Через пару дней я встретился с женщиной у дверей, она несла молоко и яйца. Показала мне бутылку шоколадного молока.
– У моего сына Дэнни сегодня день рожденья, – сказала она. – Мы только переехали.
Я кивнул.
Она была из Нигерии и говорила по-английски мягко, протягивая собеседнику слова, а не бросая. В Англию она приехала девочкой, с родителями, в 50-е.
Зимой здесь холодно и темно. И все время дождь.
Я сидел тихо и думал. У мальчика по соседству день рожденья. Работал телевизор, но я был далеко. К входной двери привязан воздушный шарик. Он колотился о мое окно, когда налетал ветер. Около трех собрались дети с родителями, потом, через несколько часов, разошлись, очень усталые (некоторые плакали). Я наблюдал за всем этим из-за занавески.
Иногда я оставлял на ее крыльце помидоры. Я сам выращивал их в теплице. Англичане любят жарить помидоры на завтрак.

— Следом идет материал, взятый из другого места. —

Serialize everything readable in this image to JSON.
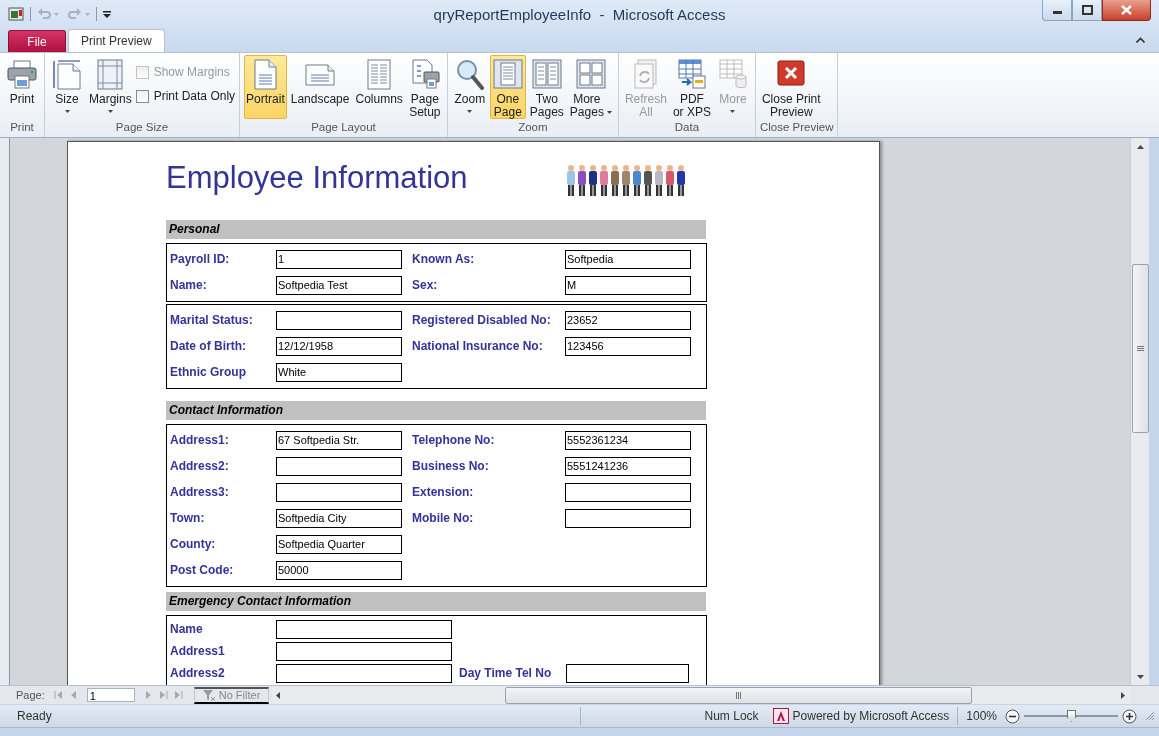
{
  "window": {
    "title": "qryReportEmployeeInfo  -  Microsoft Access"
  },
  "tabs": [
    {
      "label": "File",
      "kind": "file",
      "selected": false
    },
    {
      "label": "Print Preview",
      "kind": "tab",
      "selected": true
    }
  ],
  "ribbon": {
    "groups": [
      {
        "label": "Print",
        "items": [
          {
            "label": "Print",
            "kind": "large",
            "selected": false,
            "disabled": false,
            "dropdown": false
          }
        ]
      },
      {
        "label": "Page Size",
        "items": [
          {
            "label": "Size",
            "kind": "large",
            "selected": false,
            "disabled": false,
            "dropdown": true
          },
          {
            "label": "Margins",
            "kind": "large",
            "selected": false,
            "disabled": false,
            "dropdown": true
          },
          {
            "label": "Show Margins",
            "kind": "check",
            "checked": false,
            "disabled": true
          },
          {
            "label": "Print Data Only",
            "kind": "check",
            "checked": false,
            "disabled": false
          }
        ]
      },
      {
        "label": "Page Layout",
        "items": [
          {
            "label": "Portrait",
            "kind": "large",
            "selected": true,
            "disabled": false,
            "dropdown": false
          },
          {
            "label": "Landscape",
            "kind": "large",
            "selected": false,
            "disabled": false,
            "dropdown": false
          },
          {
            "label": "Columns",
            "kind": "large",
            "selected": false,
            "disabled": false,
            "dropdown": false
          },
          {
            "label": "Page\nSetup",
            "kind": "large",
            "selected": false,
            "disabled": false,
            "dropdown": false
          }
        ]
      },
      {
        "label": "Zoom",
        "items": [
          {
            "label": "Zoom",
            "kind": "large",
            "selected": false,
            "disabled": false,
            "dropdown": true
          },
          {
            "label": "One\nPage",
            "kind": "large",
            "selected": true,
            "disabled": false,
            "dropdown": false
          },
          {
            "label": "Two\nPages",
            "kind": "large",
            "selected": false,
            "disabled": false,
            "dropdown": false
          },
          {
            "label": "More\nPages",
            "kind": "large",
            "selected": false,
            "disabled": false,
            "dropdown": true
          }
        ]
      },
      {
        "label": "Data",
        "items": [
          {
            "label": "Refresh\nAll",
            "kind": "large",
            "selected": false,
            "disabled": true,
            "dropdown": false
          },
          {
            "label": "PDF\nor XPS",
            "kind": "large",
            "selected": false,
            "disabled": false,
            "dropdown": false
          },
          {
            "label": "More",
            "kind": "large",
            "selected": false,
            "disabled": true,
            "dropdown": true
          }
        ]
      },
      {
        "label": "Close Preview",
        "items": [
          {
            "label": "Close Print\nPreview",
            "kind": "large",
            "selected": false,
            "disabled": false,
            "dropdown": false
          }
        ]
      }
    ]
  },
  "report": {
    "title": "Employee Information",
    "sections": [
      {
        "heading": "Personal",
        "kind": "standard",
        "blocks": [
          {
            "rows": [
              [
                {
                  "label": "Payroll ID:",
                  "value": "1"
                },
                {
                  "label": "Known As:",
                  "value": "Softpedia"
                }
              ],
              [
                {
                  "label": "Name:",
                  "value": "Softpedia Test"
                },
                {
                  "label": "Sex:",
                  "value": "M"
                }
              ]
            ]
          },
          {
            "rows": [
              [
                {
                  "label": "Marital Status:"
                },
                {
                  "label": "Registered Disabled No:",
                  "value": "23652"
                }
              ],
              [
                {
                  "label": "Date of Birth:",
                  "value": "12/12/1958"
                },
                {
                  "label": "National Insurance No:",
                  "value": "123456"
                }
              ],
              [
                {
                  "label": "Ethnic Group",
                  "value": "White"
                }
              ]
            ]
          }
        ]
      },
      {
        "heading": "Contact Information",
        "kind": "standard",
        "blocks": [
          {
            "rows": [
              [
                {
                  "label": "Address1:",
                  "value": "67 Softpedia Str."
                },
                {
                  "label": "Telephone No:",
                  "value": "5552361234"
                }
              ],
              [
                {
                  "label": "Address2:"
                },
                {
                  "label": "Business No:",
                  "value": "5551241236"
                }
              ],
              [
                {
                  "label": "Address3:"
                },
                {
                  "label": "Extension:"
                }
              ],
              [
                {
                  "label": "Town:",
                  "value": "Softpedia City"
                },
                {
                  "label": "Mobile No:"
                }
              ],
              [
                {
                  "label": "County:",
                  "value": "Softpedia Quarter"
                }
              ],
              [
                {
                  "label": "Post Code:",
                  "value": "50000"
                }
              ]
            ]
          }
        ]
      },
      {
        "heading": "Emergency Contact Information",
        "kind": "wide",
        "blocks": [
          {
            "rows": [
              [
                {
                  "label": "Name"
                }
              ],
              [
                {
                  "label": "Address1"
                }
              ],
              [
                {
                  "label": "Address2"
                },
                {
                  "label": "Day Time Tel No"
                }
              ]
            ]
          }
        ]
      }
    ]
  },
  "navigation": {
    "page_label": "Page:",
    "page": "1",
    "filter": "No Filter"
  },
  "status_bar": {
    "status": "Ready",
    "num_lock": "Num Lock",
    "powered_by": "Powered by Microsoft Access",
    "zoom": "100%",
    "zoom_slider": {
      "level": 0.5
    }
  }
}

В тот вечер, когда мы познакомились с Дэнни, меня разбудил звонок в дверь. Я испугался, потому что час был поздний.
Дэнни держал мать за руку, на нем была пижама. Синий халат, с поясом. Я раньше не видел мальчика, но слышал шум за стеной: прыжки на кровати, прыжки с кровати. Крик. А когда он болел, кашель не давал нам обоим спать ночами.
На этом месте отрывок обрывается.